A 15-year-old boy has been arrested and charged with second-degree murder in her death. He cannot be named under the Youth Criminal Justice Act.

Hill-O’Watch was finishing her last year of high school at Scott Collegiate and was on the girl’s volleyball team. Her friends and family said she dreamed of finishing high school, getting her driver’s licence and becoming a youth care worker.

“She was a bright girl. She did everything for a reason,” said her cousin Regan Cole. “She was very, very supportive.”

“She was always filled with joy and always knew how to put a smile on your face, even in your darkest days,” Hill-O’Watch’s close friend Lorna Standingready said.

Hill said her daughter was friends with the boy accused in her death. She believes Hill-O’Watch was trying to help another person involved in an altercation.

“I know who my daughter is and that’s what my daughter was doing,” she said. “That was the first night that she’s been out in a few months.”

After her daughter’s death, Hill has a warning for others.

“I said it once and I’m always going to say it,” she said. “With our youth, you don’t have to do things to fit in. You don’t have to drink, you don’t have to do drugs. If people don’t accept you for who you are, then those are people you don’t need in your life.”

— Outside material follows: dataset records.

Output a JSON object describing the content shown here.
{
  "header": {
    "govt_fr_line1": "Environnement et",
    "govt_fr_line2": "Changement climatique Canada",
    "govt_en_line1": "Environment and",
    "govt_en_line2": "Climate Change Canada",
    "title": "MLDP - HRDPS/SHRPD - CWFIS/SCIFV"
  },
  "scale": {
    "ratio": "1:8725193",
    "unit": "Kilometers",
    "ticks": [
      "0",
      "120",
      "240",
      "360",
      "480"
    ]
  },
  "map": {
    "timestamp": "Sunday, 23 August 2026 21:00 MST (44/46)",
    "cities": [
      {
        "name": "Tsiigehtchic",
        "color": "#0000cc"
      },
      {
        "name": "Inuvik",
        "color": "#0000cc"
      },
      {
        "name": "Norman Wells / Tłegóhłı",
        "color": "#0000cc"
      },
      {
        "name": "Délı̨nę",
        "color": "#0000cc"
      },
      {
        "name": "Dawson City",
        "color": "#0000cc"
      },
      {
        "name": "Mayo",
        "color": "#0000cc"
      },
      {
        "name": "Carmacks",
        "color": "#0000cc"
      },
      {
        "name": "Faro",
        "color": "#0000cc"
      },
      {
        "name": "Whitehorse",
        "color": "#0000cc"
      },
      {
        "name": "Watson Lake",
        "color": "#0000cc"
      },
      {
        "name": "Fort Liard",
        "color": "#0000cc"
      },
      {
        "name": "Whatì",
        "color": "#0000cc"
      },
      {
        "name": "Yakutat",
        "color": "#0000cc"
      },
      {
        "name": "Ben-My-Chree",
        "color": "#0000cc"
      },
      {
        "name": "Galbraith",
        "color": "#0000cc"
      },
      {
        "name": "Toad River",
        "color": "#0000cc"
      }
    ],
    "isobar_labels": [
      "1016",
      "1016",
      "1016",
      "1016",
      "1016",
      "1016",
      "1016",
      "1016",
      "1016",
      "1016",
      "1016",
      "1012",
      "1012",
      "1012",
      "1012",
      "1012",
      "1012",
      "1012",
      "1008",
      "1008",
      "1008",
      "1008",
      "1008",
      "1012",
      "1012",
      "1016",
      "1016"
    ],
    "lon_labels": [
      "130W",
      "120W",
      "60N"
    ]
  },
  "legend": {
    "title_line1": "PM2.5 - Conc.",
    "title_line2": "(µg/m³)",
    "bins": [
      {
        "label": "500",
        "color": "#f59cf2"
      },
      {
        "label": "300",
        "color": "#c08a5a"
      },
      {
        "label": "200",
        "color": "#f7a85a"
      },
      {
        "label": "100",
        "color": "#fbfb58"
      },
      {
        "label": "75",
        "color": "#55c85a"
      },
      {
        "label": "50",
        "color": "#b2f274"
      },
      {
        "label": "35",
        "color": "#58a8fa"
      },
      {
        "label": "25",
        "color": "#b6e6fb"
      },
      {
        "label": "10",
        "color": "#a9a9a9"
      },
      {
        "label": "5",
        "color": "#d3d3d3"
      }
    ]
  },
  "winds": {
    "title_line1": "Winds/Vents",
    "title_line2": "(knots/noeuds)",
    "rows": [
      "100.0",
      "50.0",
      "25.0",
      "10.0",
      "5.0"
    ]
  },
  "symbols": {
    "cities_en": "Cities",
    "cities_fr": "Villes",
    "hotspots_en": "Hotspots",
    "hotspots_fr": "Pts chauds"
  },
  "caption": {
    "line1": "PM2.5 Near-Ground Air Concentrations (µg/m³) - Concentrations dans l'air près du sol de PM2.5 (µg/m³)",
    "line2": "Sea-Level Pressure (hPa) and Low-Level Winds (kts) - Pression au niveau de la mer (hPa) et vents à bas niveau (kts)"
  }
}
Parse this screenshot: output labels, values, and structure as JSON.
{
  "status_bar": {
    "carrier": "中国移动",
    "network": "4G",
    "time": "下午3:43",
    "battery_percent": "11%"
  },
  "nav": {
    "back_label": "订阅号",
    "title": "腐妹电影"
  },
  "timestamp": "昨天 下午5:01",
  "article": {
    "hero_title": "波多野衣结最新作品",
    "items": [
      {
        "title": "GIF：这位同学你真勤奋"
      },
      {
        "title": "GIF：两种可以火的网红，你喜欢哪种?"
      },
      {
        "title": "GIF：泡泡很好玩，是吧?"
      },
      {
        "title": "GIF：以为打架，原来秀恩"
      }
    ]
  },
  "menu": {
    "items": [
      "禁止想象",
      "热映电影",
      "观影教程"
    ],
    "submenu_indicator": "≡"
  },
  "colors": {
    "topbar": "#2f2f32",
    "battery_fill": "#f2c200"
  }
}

Friends and family are now honouring Hill-O’Watch with a Missing and Murdered Indigenous Logo. Her volleyball coach and high school also plan to start a memorial scholarship in her name. Fundraising efforts are underway.

Scott Collegiate is also making arrangements so that Hill-O’Watch can be part of this year’s graduation ceremony.

“I don’t get to see her graduate, I don’t get to see her fall in love, get married,” Hill said. “My daughter is missing out on a lot of things because a decision somebody else made.”

The family is calling for an adult sentence for the teen charged in Hill-O’Watch’s death.

The case is still before the courts.